Não podemos cair no conto de deixar de usar máscara
Para a infectologista Ceuci Nunes, o Ministério da Saúde abdicou de sua prerrogativa de orientar a população sobre os riscos da pandemia.
A Dra Ceuci Nunes, infectologista e diretora do Hospital Couto Maia, em Salvador, reagiu a notícia de que o Brasil está com mais de 600 mil mortes por covid-19, se solidarizando com as famílias que perderam seus entes queridos. “Muitas delas, perderam mais de uma pessoa”, lamentou a médica que testemunhou o avanço da pandemia de perto.

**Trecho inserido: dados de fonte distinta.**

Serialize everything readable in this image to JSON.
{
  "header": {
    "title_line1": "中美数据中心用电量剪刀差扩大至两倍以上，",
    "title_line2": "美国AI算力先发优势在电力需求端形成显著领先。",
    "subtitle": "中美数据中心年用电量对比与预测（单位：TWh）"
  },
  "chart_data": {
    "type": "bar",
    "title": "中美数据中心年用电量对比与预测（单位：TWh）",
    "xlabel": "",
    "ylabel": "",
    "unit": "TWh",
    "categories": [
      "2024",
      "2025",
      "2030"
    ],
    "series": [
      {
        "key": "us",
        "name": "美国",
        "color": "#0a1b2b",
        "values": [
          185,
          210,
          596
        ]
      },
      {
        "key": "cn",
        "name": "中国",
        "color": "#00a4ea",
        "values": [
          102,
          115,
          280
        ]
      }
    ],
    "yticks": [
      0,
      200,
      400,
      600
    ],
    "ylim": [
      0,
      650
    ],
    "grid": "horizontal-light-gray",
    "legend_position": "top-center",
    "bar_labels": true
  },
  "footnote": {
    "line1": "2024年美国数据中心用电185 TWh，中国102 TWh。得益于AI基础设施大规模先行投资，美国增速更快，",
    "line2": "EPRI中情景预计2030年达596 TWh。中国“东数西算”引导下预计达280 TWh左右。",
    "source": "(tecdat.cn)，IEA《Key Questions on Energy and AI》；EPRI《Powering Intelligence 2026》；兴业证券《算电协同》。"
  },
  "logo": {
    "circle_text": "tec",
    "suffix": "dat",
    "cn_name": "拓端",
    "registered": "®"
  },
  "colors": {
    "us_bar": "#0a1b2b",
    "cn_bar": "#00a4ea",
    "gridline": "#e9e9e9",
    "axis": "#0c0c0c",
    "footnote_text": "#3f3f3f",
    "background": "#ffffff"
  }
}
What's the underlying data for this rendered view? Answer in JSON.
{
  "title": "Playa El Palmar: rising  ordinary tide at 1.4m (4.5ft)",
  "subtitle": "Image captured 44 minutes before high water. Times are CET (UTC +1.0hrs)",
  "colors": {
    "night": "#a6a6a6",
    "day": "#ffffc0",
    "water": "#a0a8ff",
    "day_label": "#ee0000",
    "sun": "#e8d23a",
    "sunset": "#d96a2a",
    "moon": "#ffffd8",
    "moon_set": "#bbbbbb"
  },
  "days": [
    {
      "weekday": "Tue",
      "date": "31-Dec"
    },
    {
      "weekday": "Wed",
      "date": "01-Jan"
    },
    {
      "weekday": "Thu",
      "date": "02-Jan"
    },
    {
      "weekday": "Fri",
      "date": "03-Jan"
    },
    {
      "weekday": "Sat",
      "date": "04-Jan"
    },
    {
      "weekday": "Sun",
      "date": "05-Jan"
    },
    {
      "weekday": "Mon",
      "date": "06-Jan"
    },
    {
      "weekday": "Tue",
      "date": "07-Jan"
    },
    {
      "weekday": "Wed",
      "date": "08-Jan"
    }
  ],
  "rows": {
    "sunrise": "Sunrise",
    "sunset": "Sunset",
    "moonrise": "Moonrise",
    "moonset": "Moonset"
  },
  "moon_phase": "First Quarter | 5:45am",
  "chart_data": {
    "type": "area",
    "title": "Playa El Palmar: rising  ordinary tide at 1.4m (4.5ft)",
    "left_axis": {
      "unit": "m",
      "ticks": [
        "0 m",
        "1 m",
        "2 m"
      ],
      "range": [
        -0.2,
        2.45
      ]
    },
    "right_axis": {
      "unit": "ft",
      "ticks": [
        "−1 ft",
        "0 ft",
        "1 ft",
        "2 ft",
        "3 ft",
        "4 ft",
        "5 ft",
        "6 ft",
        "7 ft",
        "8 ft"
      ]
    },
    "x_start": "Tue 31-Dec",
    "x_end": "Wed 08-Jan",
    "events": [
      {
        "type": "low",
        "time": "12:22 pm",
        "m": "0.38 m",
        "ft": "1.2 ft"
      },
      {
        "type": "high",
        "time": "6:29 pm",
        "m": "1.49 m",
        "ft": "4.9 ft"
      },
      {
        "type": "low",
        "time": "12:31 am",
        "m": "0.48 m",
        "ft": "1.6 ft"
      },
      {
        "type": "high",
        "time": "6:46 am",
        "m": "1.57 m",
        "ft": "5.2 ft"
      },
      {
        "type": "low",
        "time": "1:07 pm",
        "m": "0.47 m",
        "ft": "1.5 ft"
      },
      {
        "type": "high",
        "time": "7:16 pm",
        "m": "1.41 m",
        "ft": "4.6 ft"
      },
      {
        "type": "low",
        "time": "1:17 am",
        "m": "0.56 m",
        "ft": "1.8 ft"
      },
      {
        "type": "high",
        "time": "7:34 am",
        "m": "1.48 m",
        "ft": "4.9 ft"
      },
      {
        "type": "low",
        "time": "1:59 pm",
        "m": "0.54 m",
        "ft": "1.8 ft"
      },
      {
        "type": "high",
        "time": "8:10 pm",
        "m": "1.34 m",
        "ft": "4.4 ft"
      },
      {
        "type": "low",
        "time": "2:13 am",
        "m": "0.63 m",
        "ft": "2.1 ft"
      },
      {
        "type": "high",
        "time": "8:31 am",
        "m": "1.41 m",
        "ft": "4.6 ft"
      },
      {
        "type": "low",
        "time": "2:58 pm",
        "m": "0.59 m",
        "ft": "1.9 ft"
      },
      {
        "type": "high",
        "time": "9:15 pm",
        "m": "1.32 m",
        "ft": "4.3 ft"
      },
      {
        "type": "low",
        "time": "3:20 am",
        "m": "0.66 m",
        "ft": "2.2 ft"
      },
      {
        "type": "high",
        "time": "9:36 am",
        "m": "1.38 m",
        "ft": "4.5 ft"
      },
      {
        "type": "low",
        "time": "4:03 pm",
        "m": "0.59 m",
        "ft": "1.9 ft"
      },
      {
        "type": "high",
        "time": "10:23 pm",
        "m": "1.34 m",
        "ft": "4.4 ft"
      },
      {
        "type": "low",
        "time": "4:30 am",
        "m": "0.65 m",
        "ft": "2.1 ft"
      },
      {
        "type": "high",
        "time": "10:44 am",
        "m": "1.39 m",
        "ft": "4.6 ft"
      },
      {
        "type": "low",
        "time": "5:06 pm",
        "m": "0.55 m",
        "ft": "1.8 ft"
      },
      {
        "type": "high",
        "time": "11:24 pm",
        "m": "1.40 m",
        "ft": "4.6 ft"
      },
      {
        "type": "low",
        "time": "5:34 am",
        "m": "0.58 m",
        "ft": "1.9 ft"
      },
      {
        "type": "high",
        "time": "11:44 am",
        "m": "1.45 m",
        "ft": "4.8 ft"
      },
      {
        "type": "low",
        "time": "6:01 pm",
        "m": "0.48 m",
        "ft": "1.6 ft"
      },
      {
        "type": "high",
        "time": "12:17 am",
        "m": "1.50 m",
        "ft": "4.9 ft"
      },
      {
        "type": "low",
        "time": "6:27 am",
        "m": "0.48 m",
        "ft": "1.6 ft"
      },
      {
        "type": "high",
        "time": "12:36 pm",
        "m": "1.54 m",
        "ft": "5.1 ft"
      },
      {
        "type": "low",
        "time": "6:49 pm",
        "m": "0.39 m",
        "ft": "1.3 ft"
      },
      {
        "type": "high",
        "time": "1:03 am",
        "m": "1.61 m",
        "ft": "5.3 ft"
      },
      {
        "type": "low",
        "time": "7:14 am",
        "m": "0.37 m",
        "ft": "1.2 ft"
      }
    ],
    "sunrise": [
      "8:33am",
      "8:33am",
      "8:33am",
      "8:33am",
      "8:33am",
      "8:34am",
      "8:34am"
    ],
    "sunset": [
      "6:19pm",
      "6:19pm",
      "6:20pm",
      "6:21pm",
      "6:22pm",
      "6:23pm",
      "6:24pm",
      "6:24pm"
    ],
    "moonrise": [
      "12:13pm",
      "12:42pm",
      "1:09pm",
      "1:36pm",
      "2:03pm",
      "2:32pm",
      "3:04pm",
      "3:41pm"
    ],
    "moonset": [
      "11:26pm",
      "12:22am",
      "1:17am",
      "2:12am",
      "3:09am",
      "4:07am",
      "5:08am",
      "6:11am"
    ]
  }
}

Para além do lamento e solidariedade, no entanto, Ceuci considera importante parar para pensar o que está acontecendo no país, em que, neste ano, tivemos mais mortes por covid do que qualquer outro país no mundo. “Isso poderia ter sido evitado, se tivéssemos vacinas”, avaliou ela, mencionando a negligência do Governo Federal e do Ministério da Saúde em garantir a negociação de vacinas, desde o primeiro momento. “O Ministério da Saúde abdicou da sua função de orientar a população, orientar as medidas de restrição e uso de máscaras. O Ministério da Saúde demorou muito para comprar vacinas”, criticou. Após tantos erros de gestão, a infectologista resigna-se diante da necessidade de torcer pelo avanço consolidado da campanha de imunização e da manutenção dos protocolos sanitários básicos. “Precisamos seguir adiante e o que nos resta é vacinar. Não podemos cair no conto de deixar de usar máscara, pois ainda não é tempo”, alertou. Ela argumento que os numeros de covid estão caindo, mas o vírus ainda circula. “Vamos nos solidarizar, mais uma vez, com estas famílias enlutadas”, concluiu.